Hamid Akhavan: Yes. So, you know, we support the FCC moving forward, the auction. And we do plan on participating there. I think AWS use Spectrum is a very valuable spectrum and much more valuable today in our view than it was in 2014. And, you know, it has not the spectrum is not distributing devices. It’s widely adopted. You know, we think it’s highly, highly desirable, the spectrum. We do plan on participating. We are confident that the spectrum will go for far above the $3.3 billion to our judgment. I think that’s also good for the FCC obviously, anything above $3.3 billion will go towards reduction of deficit in helping the government and all the actions that the Trump administration is taking right now would be aligned with that, trying to do that. So we feel very good and bullish about the auction, so we stand in support of it.

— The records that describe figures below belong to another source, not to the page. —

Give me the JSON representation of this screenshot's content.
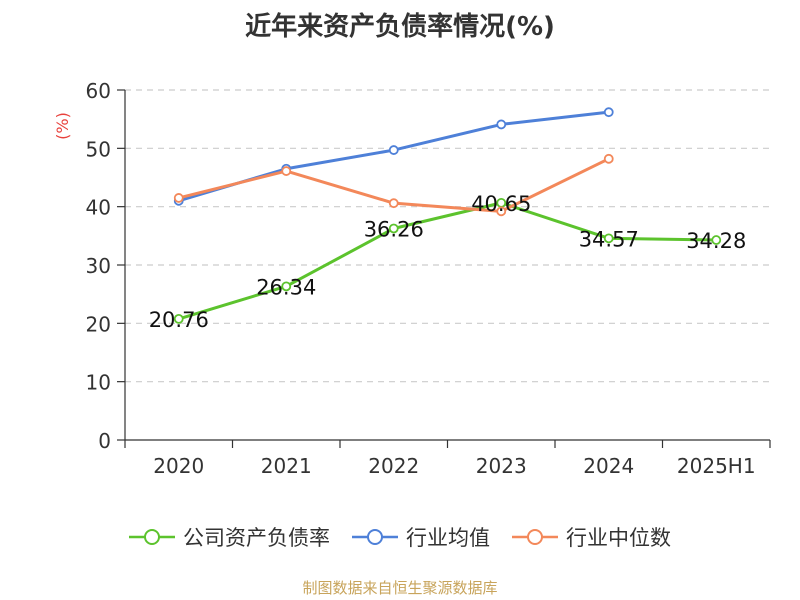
{
  "chart_data": {
    "type": "line",
    "title": "近年来资产负债率情况(%)",
    "ylabel": "(%)",
    "xlabel": "",
    "categories": [
      "2020",
      "2021",
      "2022",
      "2023",
      "2024",
      "2025H1"
    ],
    "ylim": [
      0,
      60
    ],
    "yticks": [
      "0",
      "10",
      "20",
      "30",
      "40",
      "50",
      "60"
    ],
    "grid": true,
    "legend_position": "bottom",
    "series": [
      {
        "name": "公司资产负债率",
        "color": "#5cc32d",
        "values": [
          20.76,
          26.34,
          36.26,
          40.65,
          34.57,
          34.28
        ],
        "labels": [
          "20.76",
          "26.34",
          "36.26",
          "40.65",
          "34.57",
          "34.28"
        ]
      },
      {
        "name": "行业均值",
        "color": "#4e80d8",
        "values": [
          41.0,
          46.5,
          49.7,
          54.1,
          56.2,
          null
        ]
      },
      {
        "name": "行业中位数",
        "color": "#f3885a",
        "values": [
          41.5,
          46.1,
          40.6,
          39.2,
          48.2,
          null
        ]
      }
    ],
    "source": "制图数据来自恒生聚源数据库"
  }
}
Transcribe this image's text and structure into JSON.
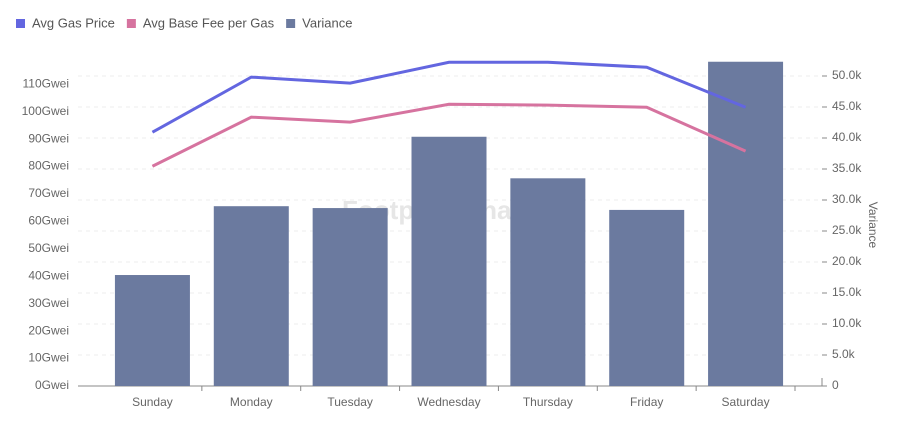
{
  "chart_data": {
    "type": "bar_line",
    "watermark": "Footprint Analytics",
    "y2_label": "Variance",
    "categories": [
      "Sunday",
      "Monday",
      "Tuesday",
      "Wednesday",
      "Thursday",
      "Friday",
      "Saturday"
    ],
    "series": [
      {
        "name": "Avg Gas Price",
        "type": "line",
        "axis": "y",
        "color": "#6366e0",
        "values": [
          92.5,
          112.6,
          110.4,
          118.0,
          118.0,
          116.2,
          101.6
        ]
      },
      {
        "name": "Avg Base Fee per Gas",
        "type": "line",
        "axis": "y",
        "color": "#d6739f",
        "values": [
          80.1,
          98.0,
          96.2,
          102.7,
          102.4,
          101.6,
          85.6
        ]
      },
      {
        "name": "Variance",
        "type": "bar",
        "axis": "y2",
        "color": "#6b7a9f",
        "values": [
          17900,
          29000,
          28700,
          40200,
          33500,
          28400,
          52300
        ]
      }
    ],
    "ylim": [
      0,
      113
    ],
    "yticks": [
      {
        "value": 0,
        "label": "0Gwei"
      },
      {
        "value": 10,
        "label": "10Gwei"
      },
      {
        "value": 20,
        "label": "20Gwei"
      },
      {
        "value": 30,
        "label": "30Gwei"
      },
      {
        "value": 40,
        "label": "40Gwei"
      },
      {
        "value": 50,
        "label": "50Gwei"
      },
      {
        "value": 60,
        "label": "60Gwei"
      },
      {
        "value": 70,
        "label": "70Gwei"
      },
      {
        "value": 80,
        "label": "80Gwei"
      },
      {
        "value": 90,
        "label": "90Gwei"
      },
      {
        "value": 100,
        "label": "100Gwei"
      },
      {
        "value": 110,
        "label": "110Gwei"
      }
    ],
    "y2lim": [
      0,
      50000
    ],
    "y2ticks": [
      0,
      {
        "value": 5000,
        "label": "5.0k"
      },
      {
        "value": 10000,
        "label": "10.0k"
      },
      {
        "value": 15000,
        "label": "15.0k"
      },
      {
        "value": 20000,
        "label": "20.0k"
      },
      {
        "value": 25000,
        "label": "25.0k"
      },
      {
        "value": 30000,
        "label": "30.0k"
      },
      {
        "value": 35000,
        "label": "35.0k"
      },
      {
        "value": 40000,
        "label": "40.0k"
      },
      {
        "value": 45000,
        "label": "45.0k"
      },
      {
        "value": 50000,
        "label": "50.0k"
      }
    ],
    "grid": true
  }
}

Adam Rhodes: Okay. That’s helpful. And then, I guess, any consideration how you might potentially look to use that additional capacity. Do you have?

Hamid Akhavan: But the capacity would certainly, you know, be our aspirational growth in the company is our network is large. And when the spectrum is available, we certainly see that it gives us additional capacity and heads room to take market share and grow. You’re talking about finance?

Adam Rhodes: Yeah. Oh, finance from the based on the price.

Hamid Akhavan: Oh, based financing based on appraisal. Paul, if you wanna talk.

Paul Orban: Yeah. So you’re right. There’s about $2.9 billion of additional capacity, which would be a first lien on that spectrum. And actually, we get to go up to 60% on second lien, which would get us about $10 billion of capacity in total. You know, we’re gonna be opportunistic when it makes sense for us to take a look at that. Right now, as Hamid just pointed out, we are flush with cash at this point in time. But when that auction comes up, we will take a look at that and we have many levers that we can pull to help finance that if we need to.

Adam Rhodes: Great. Thanks a lot.

Operator: Thank you, operator. Thank you, operator. Thanks, everyone.

Hamid Akhavan: Thank you.

Operator: This will conclude today’s conference. Disconnect your lines at this time. Thank you for your participation. Have a wonderful day.